Sappho, Fragments of Poems 5-68

Sappho’s influence on later poets comes in two historical strands. First, excerpts of her poems in classical-era rhetorics constitute the entire "corpus" or body of her work, and they were imitated by later poets seeking to be inspired by her style (see Joyce Carol Oates on stylistic inspiration). Learning poetics was, by definition, "learning to write like Sappho."

The second line of influence was the result of a famously successful example of that literary influence, the Roman poet, Catullus (c. 100 BCE, around the time of Julius Caesar). Catullus primarily followed the Alexandrian poets who emphasized style over content, intricate structure, and learned allusions to previous poets. He chose Sappho as a kind of tutelary diety for his work, writing a close imitation of #8’s evocation of desire, and writing numerous poems in which he called his mistress and source of his poetic creativity "Lesbia," indirectly alluding to Sappho’s island home. Catullus’ work was lost (and perhaps suppressed due to its frank reference to erotic behavior) until a manuscript was discovered near his Italian home in the fourteenth century. Almost immediately, Catullus began to influence early Renaissance poets who were indirectly, thereby, influenced by Sappho.

Some clusters of fragments which address similar issues regarding the function of poetry, the sources of its inspiration, and its function among women:

1)  Poetry enables us to reshape our governing myths, focusing on new issues in old stories and rewriting some parts entirely:

The inspired poet becomes the medium through which the as-yet-untold parts of the ancient stories can be told, and the means by which the remaining parts can be made new, powerful in a new era. Already familiar to us from Stesichorus’ struggle with the "Helen" story, this motive for poetic composition produces #23’s revision of Helen’s origins in a way that makes her divine power independent of Zeus and frees her mother, Leda, from the rape by which the previous poets explained the birth of a woman with such compelling beauty. Similarly, when Sappho looks at Helen’s ravishment before the Trojan War (#4), she emphasizes it as evidence of Aphrodite’s power, not the curse on the House of Atreus or the consequence of Paris’ rash judgment. Seeing the Troy story at the wedding of Hector and Andromache similarly redirects our attention from the battlefield to the Trojans as a kind of ideal city (polis), marked for destruction by fate but living beautifully until the end. This wedding poem draws enormous power from the Iliad’s famous scene (Book VI) in which Hector talks with his wife and holds his son on the walls of Troy during a pause in the battle, as well as the horrific moment when Andromache learns from the women’s wailing that her husband is dead, and sees him being dragged by Achilles’ chariot around the walls of Troy (XXII). Sappho give us what the Homeric poets withheld except in a decoration on the Sheild of Achilles (XVII), the wedding of a man and woman which unites the city in harmonious celebration.

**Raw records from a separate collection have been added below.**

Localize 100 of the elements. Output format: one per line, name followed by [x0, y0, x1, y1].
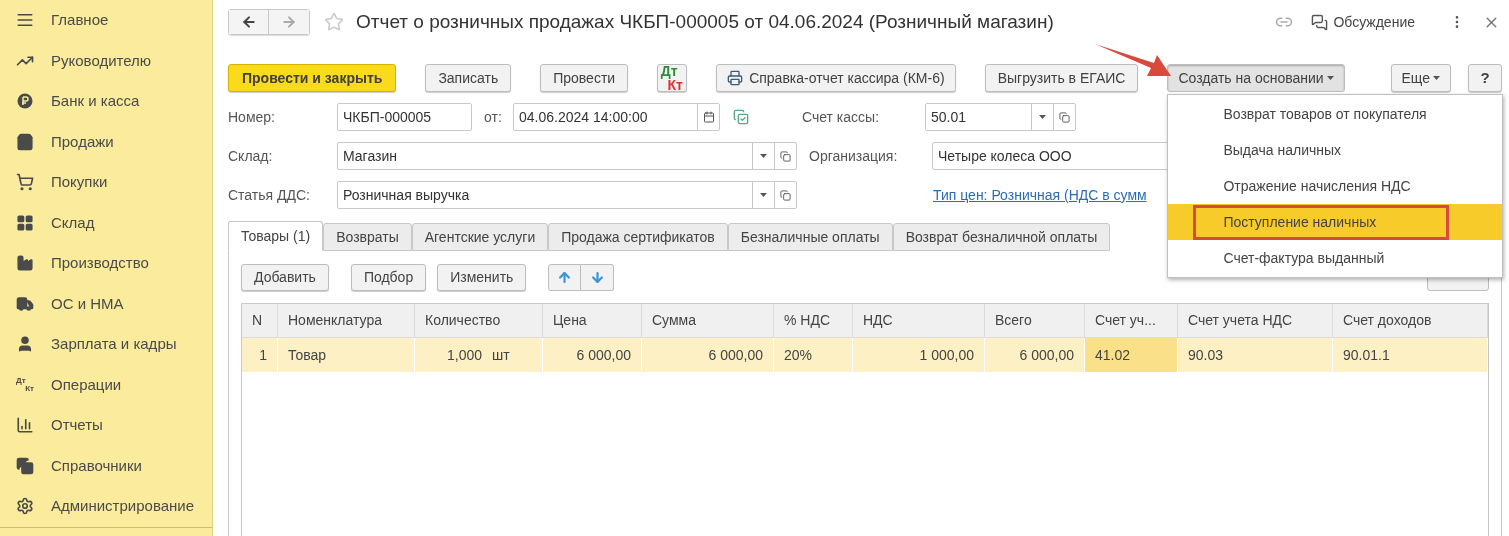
column-header[interactable]: Счет учета НДС [1178, 304, 1333, 337]
dds-field[interactable]: Розничная выручка [337, 181, 797, 209]
discussion-link[interactable]: Обсуждение [1311, 11, 1415, 33]
tab[interactable]: Продажа сертификатов [548, 223, 728, 251]
sidebar-item[interactable]: Справочники [0, 445, 212, 486]
caret-icon [1039, 115, 1046, 119]
window-title: Отчет о розничных продажах ЧКБП-000005 от 04.06.2024 (Розничный магазин) [356, 9, 1054, 34]
sidebar-item[interactable]: Склад [0, 202, 212, 243]
warehouse-field[interactable]: Магазин [337, 142, 797, 170]
tab[interactable]: Товары (1) [228, 221, 324, 251]
back-icon [240, 14, 257, 30]
sidebar-item[interactable]: Продажи [0, 121, 212, 162]
sidebar-item[interactable]: Главное [0, 0, 212, 41]
column-header[interactable]: Счет доходов [1333, 304, 1488, 337]
help-button[interactable]: ? [1468, 64, 1502, 92]
column-header[interactable]: Сумма [642, 304, 774, 337]
tab[interactable]: Агентские услуги [411, 223, 549, 251]
unit-label: шт [492, 345, 511, 365]
table-cell: 41.02 [1085, 338, 1178, 372]
open-icon [780, 150, 791, 162]
field-label: Организация: [809, 146, 899, 166]
sidebar-item[interactable]: Зарплата и кадры [0, 324, 212, 365]
table-toolbar-button[interactable]: Изменить [437, 263, 527, 291]
bar-chart-icon [16, 416, 34, 435]
field-label: Склад: [228, 146, 274, 166]
open-icon [1059, 111, 1070, 123]
field-label: Счет кассы: [802, 107, 881, 127]
tab[interactable]: Возврат безналичной оплаты [892, 223, 1111, 251]
table-cell: 1 000,00 [853, 338, 985, 372]
column-header[interactable]: Всего [985, 304, 1085, 337]
tab[interactable]: Безналичные оплаты [727, 223, 893, 251]
caret-icon [1326, 76, 1334, 80]
sidebar-item[interactable]: Банк и касса [0, 81, 212, 122]
cart-icon [16, 173, 34, 192]
dropdown-button[interactable]: Еще [1390, 64, 1451, 92]
column-header[interactable]: Счет уч... [1085, 304, 1178, 337]
factory-icon [16, 254, 34, 273]
highlight-frame: Поступление наличных [1193, 204, 1450, 240]
sidebar-item[interactable]: ОС и НМА [0, 283, 212, 324]
person-icon [16, 335, 34, 354]
grid-icon [16, 213, 34, 232]
toolbar-button[interactable]: Записать [425, 64, 512, 92]
table-toolbar-button[interactable]: Добавить [241, 263, 329, 291]
move-down-button[interactable] [581, 263, 615, 291]
gear-icon [16, 497, 34, 516]
column-header[interactable]: Номенклатура [278, 304, 415, 337]
table-toolbar-button[interactable]: Подбор [350, 263, 427, 291]
column-header[interactable]: Цена [543, 304, 642, 337]
menu-item[interactable]: Отражение начисления НДС [1168, 168, 1503, 204]
move-up-button[interactable] [548, 263, 582, 291]
table-cell: 6 000,00 [543, 338, 642, 372]
caret-icon [760, 193, 767, 197]
tab[interactable]: Возвраты [323, 223, 412, 251]
star-icon[interactable] [324, 12, 344, 32]
field-label: Статья ДДС: [228, 185, 311, 205]
field-label: Номер: [228, 107, 276, 127]
sidebar-item[interactable]: Администрирование [0, 486, 212, 527]
sidebar-item[interactable]: Производство [0, 243, 212, 284]
ruble-icon [17, 93, 33, 110]
print-report-button[interactable]: Справка-отчет кассира (КМ-6) [716, 64, 956, 92]
column-header[interactable]: Количество [415, 304, 543, 337]
menu-item[interactable]: Возврат товаров от покупателя [1168, 96, 1503, 132]
table-cell: 1,000 шт [415, 338, 543, 372]
open-icon [780, 189, 791, 201]
table-cell: 90.01.1 [1333, 338, 1488, 372]
caret-icon [1433, 76, 1440, 80]
dtkt-icon: Дт Кт [16, 376, 34, 393]
sidebar-item[interactable]: Руководителю [0, 40, 212, 81]
column-header[interactable]: % НДС [774, 304, 853, 337]
post-and-close-button[interactable]: Провести и закрыть [228, 64, 397, 92]
field-label: от: [484, 107, 503, 127]
table-cell: 20% [774, 338, 853, 372]
cash-account-field[interactable]: 50.01 [925, 103, 1076, 131]
document-check-icon[interactable] [733, 109, 749, 125]
forward-icon [281, 14, 297, 30]
sidebar-item[interactable]: Отчеты [0, 405, 212, 446]
dtkt-button[interactable]: Дт Кт [657, 64, 688, 92]
menu-item[interactable]: Поступление наличных [1168, 204, 1503, 240]
calendar-icon [702, 111, 715, 123]
number-field[interactable]: ЧКБП-000005 [337, 103, 472, 131]
table-cell: 1 [242, 338, 278, 372]
discussion-icon [1311, 13, 1329, 31]
date-field[interactable]: 04.06.2024 14:00:00 [513, 103, 720, 131]
arrow-down-icon [589, 269, 605, 285]
price-type-link[interactable]: Тип цен: Розничная (НДС в сумм [933, 184, 1147, 206]
dropdown-button[interactable]: Создать на основании [1167, 64, 1345, 92]
toolbar-button[interactable]: Провести [540, 64, 629, 92]
menu-item[interactable]: Счет-фактура выданный [1168, 240, 1503, 276]
truck-icon [16, 294, 34, 313]
caret-icon [760, 154, 767, 158]
back-button[interactable] [229, 10, 269, 34]
table-cell: 6 000,00 [642, 338, 774, 372]
table-cell: 90.03 [1178, 338, 1333, 372]
table-cell: Товар [278, 338, 415, 372]
column-header[interactable]: НДС [853, 304, 985, 337]
sidebar-item[interactable]: Покупки [0, 162, 212, 203]
column-header[interactable]: N [242, 304, 278, 337]
sidebar-item[interactable]: Дт Кт Операции [0, 364, 212, 405]
printer-icon [727, 70, 744, 86]
toolbar-button[interactable]: Выгрузить в ЕГАИС [984, 64, 1139, 92]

2)  Desire as a stimulus of creativity, as a threat to the voice:

#8 is the most famous evocation of desire in Sappho’s surviving works. She specifically identifies it as arising from the experience of being removed from that which one loves, a frustrated attempt to touch in words or deeds. The outcome is both the poem we see and, nearly, the death of the poetic voice with which the poem is expressed. #16, 18 and 19 similarly record the shock of love’s impact upon the speaker’s mind and express the speaker’s inability to perform ordinary tasks—"poesis" or the making of poetry is the only creative response possible. Compare Archilochus #19.

3)  Poetry as a medium which preserves memory and reunites those parted by fate:

#14 and 15 share the function of recording separation’s pain and redirecting the suffering mind toward the memories of past joys which the poem evokes. The sapphic poem often serves as a vehicle for memory, drawing the reader’s mind from a crisis of loss to the mental recovery, in striking images, of what is missing. The poet’s function merges with the physician’s and the historian’s, curing the pain of living by summoning essential thoughts in our minds. The inability to produce this dual function dooms the subject of #33 to oblivion, and the capacity to make memorable words guarantees the success of the fervent wish expressed in #68. It also serves as an antidote to the effects of exile (46)

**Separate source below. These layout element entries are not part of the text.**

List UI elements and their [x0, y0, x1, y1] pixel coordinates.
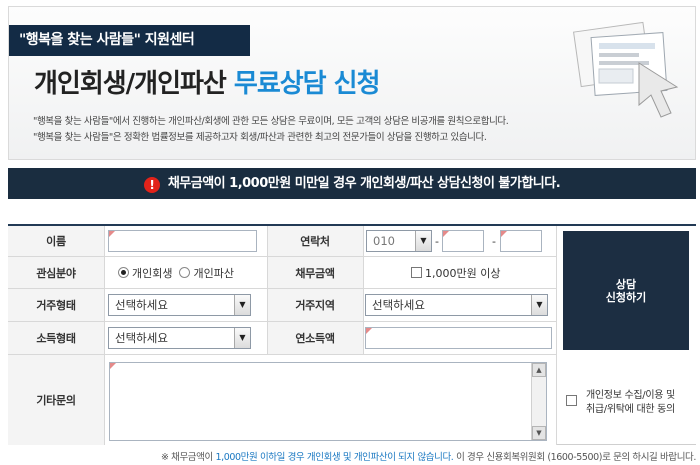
desc-line-2: "행복을 찾는 사람들"은 정확한 법률정보를 제공하고자 회생/파산과 관련한… — [33, 132, 487, 143]
residence-area-value: 선택하세요 — [372, 298, 425, 312]
phone-prefix-value: 010 — [373, 234, 395, 248]
consultation-form: 이름 연락처 010 ▼ - - 관심분야 개인회생 개인파산 채무금액 1,0… — [8, 224, 696, 445]
submit-button[interactable]: 상담 신청하기 — [563, 231, 689, 350]
income-type-select[interactable]: 선택하세요 ▼ — [108, 327, 251, 349]
title-main: 개인회생/개인파산 — [34, 69, 227, 99]
consent-line-1: 개인정보 수집/이용 및 — [586, 390, 675, 401]
desc-line-1: "행복을 찾는 사람들"에서 진행하는 개인파산/회생에 관한 모든 상담은 무… — [33, 116, 509, 127]
phone-last-input[interactable] — [499, 230, 542, 252]
radio-rehab[interactable] — [118, 267, 129, 278]
contact-label: 연락처 — [267, 226, 363, 257]
residence-area-cell: 선택하세요 ▼ — [363, 289, 556, 322]
income-type-label: 소득형태 — [8, 322, 104, 355]
residence-area-label: 거주지역 — [267, 289, 363, 322]
interest-cell: 개인회생 개인파산 — [104, 257, 267, 289]
phone-dash-1: - — [435, 234, 439, 248]
footnote-prefix: ※ 채무금액이 — [160, 452, 213, 463]
tag-quote: "행복을 찾는 사람들" — [19, 32, 141, 48]
divider — [556, 226, 557, 445]
debt-checkbox[interactable] — [411, 267, 422, 278]
tag-suffix: 지원센터 — [144, 32, 195, 48]
footnote: ※ 채무금액이 1,000만원 이하일 경우 개인회생 및 개인파산이 되지 않… — [161, 449, 696, 463]
residence-type-label: 거주형태 — [8, 289, 104, 322]
annual-income-cell — [363, 322, 556, 355]
divider — [267, 226, 268, 355]
submit-line-1: 상담 — [615, 277, 637, 291]
radio-bankruptcy-label: 개인파산 — [193, 266, 234, 280]
income-type-cell: 선택하세요 ▼ — [104, 322, 267, 355]
scroll-down-icon[interactable]: ▼ — [532, 426, 546, 440]
divider — [104, 226, 105, 445]
documents-illustration-icon — [573, 21, 679, 118]
phone-prefix-select[interactable]: 010 ▼ — [366, 230, 432, 252]
chevron-down-icon: ▼ — [234, 295, 250, 315]
income-type-value: 선택하세요 — [115, 331, 168, 345]
radio-bankruptcy[interactable] — [179, 267, 191, 278]
consent-area: 개인정보 수집/이용 및 취급/위탁에 대한 동의 — [566, 389, 675, 417]
chevron-down-icon: ▼ — [415, 231, 431, 251]
consent-line-2: 취급/위탁에 대한 동의 — [586, 404, 675, 415]
footnote-highlight: 1,000만원 이하일 경우 개인회생 및 개인파산이 되지 않습니다. — [215, 452, 454, 463]
residence-type-select[interactable]: 선택하세요 ▼ — [108, 294, 251, 316]
other-inquiry-textarea[interactable]: ▲ ▼ — [109, 362, 547, 441]
name-label: 이름 — [8, 226, 104, 257]
phone-dash-2: - — [491, 234, 496, 248]
debt-label: 채무금액 — [267, 257, 363, 289]
name-input[interactable] — [108, 230, 257, 252]
residence-area-select[interactable]: 선택하세요 ▼ — [365, 294, 548, 316]
title-highlight: 무료상담 신청 — [233, 69, 381, 99]
debt-cell: 1,000만원 이상 — [363, 257, 556, 289]
radio-rehab-label: 개인회생 — [132, 266, 173, 280]
residence-type-cell: 선택하세요 ▼ — [104, 289, 267, 322]
submit-line-2: 신청하기 — [605, 290, 647, 304]
notice-bar: ! 채무금액이 1,000만원 미만일 경우 개인회생/파산 상담신청이 불가합니… — [8, 168, 696, 199]
divider — [363, 226, 364, 355]
contact-cell: 010 ▼ - - — [363, 226, 556, 257]
scroll-up-icon[interactable]: ▲ — [532, 363, 546, 377]
other-label: 기타문의 — [8, 355, 104, 445]
phone-middle-input[interactable] — [441, 230, 484, 252]
residence-type-value: 선택하세요 — [115, 298, 168, 312]
interest-label: 관심분야 — [8, 257, 104, 289]
consent-checkbox[interactable] — [566, 395, 577, 406]
center-tag: "행복을 찾는 사람들" 지원센터 — [9, 25, 250, 56]
name-cell — [104, 226, 267, 257]
chevron-down-icon: ▼ — [234, 328, 250, 348]
textarea-scrollbar[interactable]: ▲ ▼ — [531, 363, 546, 440]
debt-option-label: 1,000만원 이상 — [425, 266, 501, 280]
warning-icon: ! — [143, 177, 160, 193]
chevron-down-icon: ▼ — [531, 295, 547, 315]
page-title: 개인회생/개인파산 무료상담 신청 — [34, 63, 380, 100]
header-banner: "행복을 찾는 사람들" 지원센터 개인회생/개인파산 무료상담 신청 "행복을… — [8, 6, 696, 160]
header-description: "행복을 찾는 사람들"에서 진행하는 개인파산/회생에 관한 모든 상담은 무… — [33, 114, 509, 146]
footnote-suffix: 이 경우 신용회복위원회 (1600-5500)로 문의 하시길 바랍니다. — [456, 452, 696, 463]
notice-text: 채무금액이 1,000만원 미만일 경우 개인회생/파산 상담신청이 불가합니다… — [167, 176, 561, 191]
annual-income-input[interactable] — [365, 327, 552, 349]
annual-income-label: 연소득액 — [267, 322, 363, 355]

4) Poetry as a social function, connecting hearers in ceremonies, scripting processions, etc.:

The wedding songs (#52-62) contain both descriptions of events and instructions for the behavior of participants. When understood as something sung at the occasion described in the poem, the poem changes from a static artifact in a book to the rhythmic "glue" which connects a community during a sacred event. The power of such songs also involves the shift of readers from distant, alien spectators to active participants in the events. Such songs are not mere "entertainment," but necessary elements of the most important stages in people's lives.